De fato, o próprio Superior Tribunal de Justiça já proferiu decisões estratégicas relativas ao uso da arbitragem no país, abrangendo também a arbitrabilidade de controvérsias envolvendo empresas em crise. Um exemplo é o voto proferido pela ministra Nancy Andrighi, em 2008, no âmbito da Medida Cautelar nº 14.295/SP, que versou sobre a arbitrabilidade e empresa em liquidação extrajudicial. Nesse caso, que envolvia a Saúde ABC Serviços Médicos Hospitalares e Interclínicas Plano de Saúde S.A., a ministra relatora considerou que a cláusula compromissória permanece válida, pois celebrada antes da decretação da liquidação.
Ainda a título exemplificativo, no caso Targa vs. Cremer, também julgado pelo Tribunal de Justiça do Estado do Rio de Janeiro, em julho de 2014, e autuado sob o nº 0016509-16.2014.8.19.0000, a Targa voltou-se ao Judiciário para pleitear a suspensão do processo arbitral invocando a indisponibilidade do direito envolvido por estar em regime recuperacional. O tribunal decidiu que, sendo as questões eminentemente contratuais, não há que se falar em inarbitrabilidade.

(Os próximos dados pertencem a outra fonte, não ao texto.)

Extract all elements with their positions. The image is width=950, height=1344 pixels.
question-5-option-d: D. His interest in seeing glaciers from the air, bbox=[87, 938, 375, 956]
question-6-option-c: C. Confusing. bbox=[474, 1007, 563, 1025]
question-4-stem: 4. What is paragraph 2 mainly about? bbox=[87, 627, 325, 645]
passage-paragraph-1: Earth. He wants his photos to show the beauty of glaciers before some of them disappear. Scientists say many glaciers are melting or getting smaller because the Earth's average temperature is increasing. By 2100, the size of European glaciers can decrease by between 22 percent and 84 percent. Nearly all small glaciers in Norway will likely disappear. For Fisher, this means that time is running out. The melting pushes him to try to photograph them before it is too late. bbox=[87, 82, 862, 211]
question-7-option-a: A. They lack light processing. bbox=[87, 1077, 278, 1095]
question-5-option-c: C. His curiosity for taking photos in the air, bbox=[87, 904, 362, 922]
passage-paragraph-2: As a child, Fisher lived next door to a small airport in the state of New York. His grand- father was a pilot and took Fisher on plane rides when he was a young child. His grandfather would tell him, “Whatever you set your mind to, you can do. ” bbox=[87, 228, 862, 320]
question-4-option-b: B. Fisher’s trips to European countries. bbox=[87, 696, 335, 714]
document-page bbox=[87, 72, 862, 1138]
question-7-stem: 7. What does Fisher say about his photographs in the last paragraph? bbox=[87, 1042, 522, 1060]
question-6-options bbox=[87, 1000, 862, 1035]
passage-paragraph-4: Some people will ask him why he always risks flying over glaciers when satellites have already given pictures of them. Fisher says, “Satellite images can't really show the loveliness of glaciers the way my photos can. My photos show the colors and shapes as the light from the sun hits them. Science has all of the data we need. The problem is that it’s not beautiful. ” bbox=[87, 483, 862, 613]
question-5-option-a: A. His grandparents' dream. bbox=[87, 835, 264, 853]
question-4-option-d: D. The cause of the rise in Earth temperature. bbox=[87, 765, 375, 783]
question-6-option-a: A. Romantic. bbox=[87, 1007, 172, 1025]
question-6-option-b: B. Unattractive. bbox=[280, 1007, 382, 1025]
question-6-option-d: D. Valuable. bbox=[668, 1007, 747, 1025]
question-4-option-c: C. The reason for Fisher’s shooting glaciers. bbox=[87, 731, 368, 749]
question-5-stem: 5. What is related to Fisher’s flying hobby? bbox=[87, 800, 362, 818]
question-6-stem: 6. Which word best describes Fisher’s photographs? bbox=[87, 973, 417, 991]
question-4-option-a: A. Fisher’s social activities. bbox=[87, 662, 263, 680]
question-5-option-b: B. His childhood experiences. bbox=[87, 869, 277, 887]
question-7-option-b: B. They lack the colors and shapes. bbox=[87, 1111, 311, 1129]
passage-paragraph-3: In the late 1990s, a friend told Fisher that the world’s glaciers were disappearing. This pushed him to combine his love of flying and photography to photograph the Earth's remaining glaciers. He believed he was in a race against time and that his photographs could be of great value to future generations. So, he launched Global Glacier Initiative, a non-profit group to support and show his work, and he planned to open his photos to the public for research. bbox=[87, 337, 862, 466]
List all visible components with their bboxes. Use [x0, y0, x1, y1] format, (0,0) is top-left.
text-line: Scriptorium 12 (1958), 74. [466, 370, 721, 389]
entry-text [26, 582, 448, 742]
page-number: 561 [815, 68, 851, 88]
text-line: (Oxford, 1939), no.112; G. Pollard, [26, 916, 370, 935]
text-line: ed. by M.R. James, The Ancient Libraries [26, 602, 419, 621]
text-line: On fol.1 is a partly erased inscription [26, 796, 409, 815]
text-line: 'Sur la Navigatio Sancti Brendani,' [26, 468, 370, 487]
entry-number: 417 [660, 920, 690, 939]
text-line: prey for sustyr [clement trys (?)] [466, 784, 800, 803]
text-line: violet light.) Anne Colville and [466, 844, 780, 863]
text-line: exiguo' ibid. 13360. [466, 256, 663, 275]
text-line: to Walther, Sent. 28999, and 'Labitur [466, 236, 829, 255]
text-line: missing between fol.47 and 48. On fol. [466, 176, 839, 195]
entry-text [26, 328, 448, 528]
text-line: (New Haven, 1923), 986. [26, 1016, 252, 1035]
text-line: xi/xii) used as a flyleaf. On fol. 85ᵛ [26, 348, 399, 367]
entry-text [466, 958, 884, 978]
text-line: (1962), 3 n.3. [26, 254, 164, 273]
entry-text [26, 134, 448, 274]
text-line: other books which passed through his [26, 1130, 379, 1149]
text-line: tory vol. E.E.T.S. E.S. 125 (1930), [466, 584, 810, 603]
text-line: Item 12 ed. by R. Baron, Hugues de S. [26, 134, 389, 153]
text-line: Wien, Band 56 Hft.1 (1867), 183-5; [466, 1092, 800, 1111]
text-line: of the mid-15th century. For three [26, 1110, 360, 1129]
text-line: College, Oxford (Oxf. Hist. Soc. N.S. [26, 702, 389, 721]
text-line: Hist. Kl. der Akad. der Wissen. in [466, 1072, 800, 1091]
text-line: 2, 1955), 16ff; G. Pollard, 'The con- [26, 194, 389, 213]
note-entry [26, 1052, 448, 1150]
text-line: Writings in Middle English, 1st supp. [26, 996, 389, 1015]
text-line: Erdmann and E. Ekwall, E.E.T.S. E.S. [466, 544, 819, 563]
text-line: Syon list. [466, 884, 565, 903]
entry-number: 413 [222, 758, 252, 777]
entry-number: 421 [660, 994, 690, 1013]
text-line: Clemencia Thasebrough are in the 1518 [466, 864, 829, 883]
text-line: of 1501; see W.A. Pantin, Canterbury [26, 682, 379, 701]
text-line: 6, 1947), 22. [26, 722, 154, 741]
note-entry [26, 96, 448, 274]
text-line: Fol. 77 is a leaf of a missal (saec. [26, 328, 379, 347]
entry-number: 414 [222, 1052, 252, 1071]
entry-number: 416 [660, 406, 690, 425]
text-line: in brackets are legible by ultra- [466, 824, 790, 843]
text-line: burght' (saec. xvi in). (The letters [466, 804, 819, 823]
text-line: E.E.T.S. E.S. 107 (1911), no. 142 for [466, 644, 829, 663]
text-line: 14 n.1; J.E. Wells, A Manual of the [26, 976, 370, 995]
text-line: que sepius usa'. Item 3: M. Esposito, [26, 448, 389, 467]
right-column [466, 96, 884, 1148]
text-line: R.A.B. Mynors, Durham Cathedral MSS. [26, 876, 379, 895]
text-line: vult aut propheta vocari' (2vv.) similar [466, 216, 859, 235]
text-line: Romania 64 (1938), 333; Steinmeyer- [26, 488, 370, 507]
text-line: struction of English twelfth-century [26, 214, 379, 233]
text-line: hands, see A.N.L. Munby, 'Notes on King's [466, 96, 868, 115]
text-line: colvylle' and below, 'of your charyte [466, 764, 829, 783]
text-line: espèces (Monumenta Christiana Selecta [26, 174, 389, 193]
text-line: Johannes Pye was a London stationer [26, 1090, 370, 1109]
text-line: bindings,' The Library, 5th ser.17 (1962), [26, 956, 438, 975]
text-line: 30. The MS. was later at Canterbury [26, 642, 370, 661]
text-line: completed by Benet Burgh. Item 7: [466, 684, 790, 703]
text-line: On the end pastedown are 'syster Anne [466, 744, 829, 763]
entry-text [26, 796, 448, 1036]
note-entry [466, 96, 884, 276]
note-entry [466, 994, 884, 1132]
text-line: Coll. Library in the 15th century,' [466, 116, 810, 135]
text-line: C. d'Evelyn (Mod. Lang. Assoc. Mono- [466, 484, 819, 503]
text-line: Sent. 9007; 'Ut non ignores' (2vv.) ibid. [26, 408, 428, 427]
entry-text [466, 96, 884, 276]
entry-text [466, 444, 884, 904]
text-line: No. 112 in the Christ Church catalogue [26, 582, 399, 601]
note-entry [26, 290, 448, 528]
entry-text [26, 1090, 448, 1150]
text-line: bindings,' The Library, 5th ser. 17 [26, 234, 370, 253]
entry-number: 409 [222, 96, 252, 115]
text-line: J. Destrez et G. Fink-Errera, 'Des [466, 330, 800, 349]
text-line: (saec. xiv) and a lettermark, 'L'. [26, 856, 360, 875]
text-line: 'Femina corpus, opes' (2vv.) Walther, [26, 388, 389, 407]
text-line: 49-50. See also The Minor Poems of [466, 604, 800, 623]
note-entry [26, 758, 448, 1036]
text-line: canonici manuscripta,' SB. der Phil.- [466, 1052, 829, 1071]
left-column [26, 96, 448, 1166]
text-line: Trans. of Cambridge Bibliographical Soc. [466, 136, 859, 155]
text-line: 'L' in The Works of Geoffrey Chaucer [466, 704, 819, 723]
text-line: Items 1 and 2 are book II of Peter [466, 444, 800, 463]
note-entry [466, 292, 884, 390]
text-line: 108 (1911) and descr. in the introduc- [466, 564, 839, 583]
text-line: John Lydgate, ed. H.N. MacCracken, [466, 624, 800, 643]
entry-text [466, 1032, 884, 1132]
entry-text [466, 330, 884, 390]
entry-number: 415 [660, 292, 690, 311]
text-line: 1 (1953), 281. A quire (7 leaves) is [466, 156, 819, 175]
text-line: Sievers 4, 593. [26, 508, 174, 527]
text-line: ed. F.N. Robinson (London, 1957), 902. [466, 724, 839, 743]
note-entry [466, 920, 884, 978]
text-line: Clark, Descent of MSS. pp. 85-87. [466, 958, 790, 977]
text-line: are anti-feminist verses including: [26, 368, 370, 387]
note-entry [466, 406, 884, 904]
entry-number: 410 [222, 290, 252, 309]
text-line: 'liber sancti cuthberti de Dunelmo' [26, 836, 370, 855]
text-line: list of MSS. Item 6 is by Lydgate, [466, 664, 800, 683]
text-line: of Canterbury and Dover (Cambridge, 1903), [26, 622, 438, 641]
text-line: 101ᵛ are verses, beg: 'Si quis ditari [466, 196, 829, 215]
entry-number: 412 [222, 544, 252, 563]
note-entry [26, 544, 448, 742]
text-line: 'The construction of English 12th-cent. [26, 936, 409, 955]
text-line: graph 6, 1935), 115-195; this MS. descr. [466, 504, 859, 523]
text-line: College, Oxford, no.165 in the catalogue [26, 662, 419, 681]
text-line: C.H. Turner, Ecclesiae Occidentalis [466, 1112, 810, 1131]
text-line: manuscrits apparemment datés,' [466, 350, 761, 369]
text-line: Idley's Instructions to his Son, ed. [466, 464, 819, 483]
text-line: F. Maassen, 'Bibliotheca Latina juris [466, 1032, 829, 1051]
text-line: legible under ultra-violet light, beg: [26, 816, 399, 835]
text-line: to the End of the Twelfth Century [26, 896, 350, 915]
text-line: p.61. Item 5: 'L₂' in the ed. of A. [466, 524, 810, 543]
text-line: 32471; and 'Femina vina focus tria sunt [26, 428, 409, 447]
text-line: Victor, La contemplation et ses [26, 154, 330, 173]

Tais casos não são isolados e estão em consonância com a evolução legislativa sobre o assunto. O próprio julgado ora discutido menciona o teor do enunciado 75 da II Jornada de Direito Comercial do Conselho da Justiça Federal (CJF), realizada em 2015: “havendo convenção de arbitragem, caso uma das partes tenha a falência decretada: (...) o administrador judicial não pode recusar a eficácia da cláusula compromissória, dada a autonomia desta em relação ao contrato”.
Tanto esse era o entendimento predominante que, sobrevinda a reforma da Lei de Recuperações e Falências, com a promulgação da Lei nº 14.112/20, o texto foi parcialmente incorporado ao texto legal, para que esteja expressamente previsto na Lei de Recuperações e Falências que “o processamento da recuperação judicial ou a decretação da falência não autoriza o administrador judicial a recusar a eficácia da convenção de arbitragem, não impedindo ou suspendendo a instauração do procedimento arbitral” (art. 6, § 9º).
Assim, o que se verifica é que o julgado recente da 3ª Câmara do Tribunal de Justiça do Rio de Janeiro desconsidera toda a evolução jurisprudencial recente e até mesmo as alterações legislativas para rejeitar o cumprimento da cláusula compromissória.
Não se ignora que ainda existem problemas de compatibilização entre os institutos da arbitragem e da insolvência, porém, desde que respeitadas as competências específicas, as jurisdições estatal e arbitral podem e devem conviver harmonicamente.
Assim, caso o precedente da 3ª Câmara do TJRJ não venha a ser reformado – hipótese aparentemente remota −, tal interpretação trará insegurança jurídica à convenção de arbitragem e implicará verdadeiro retrocesso em relação ao instituto.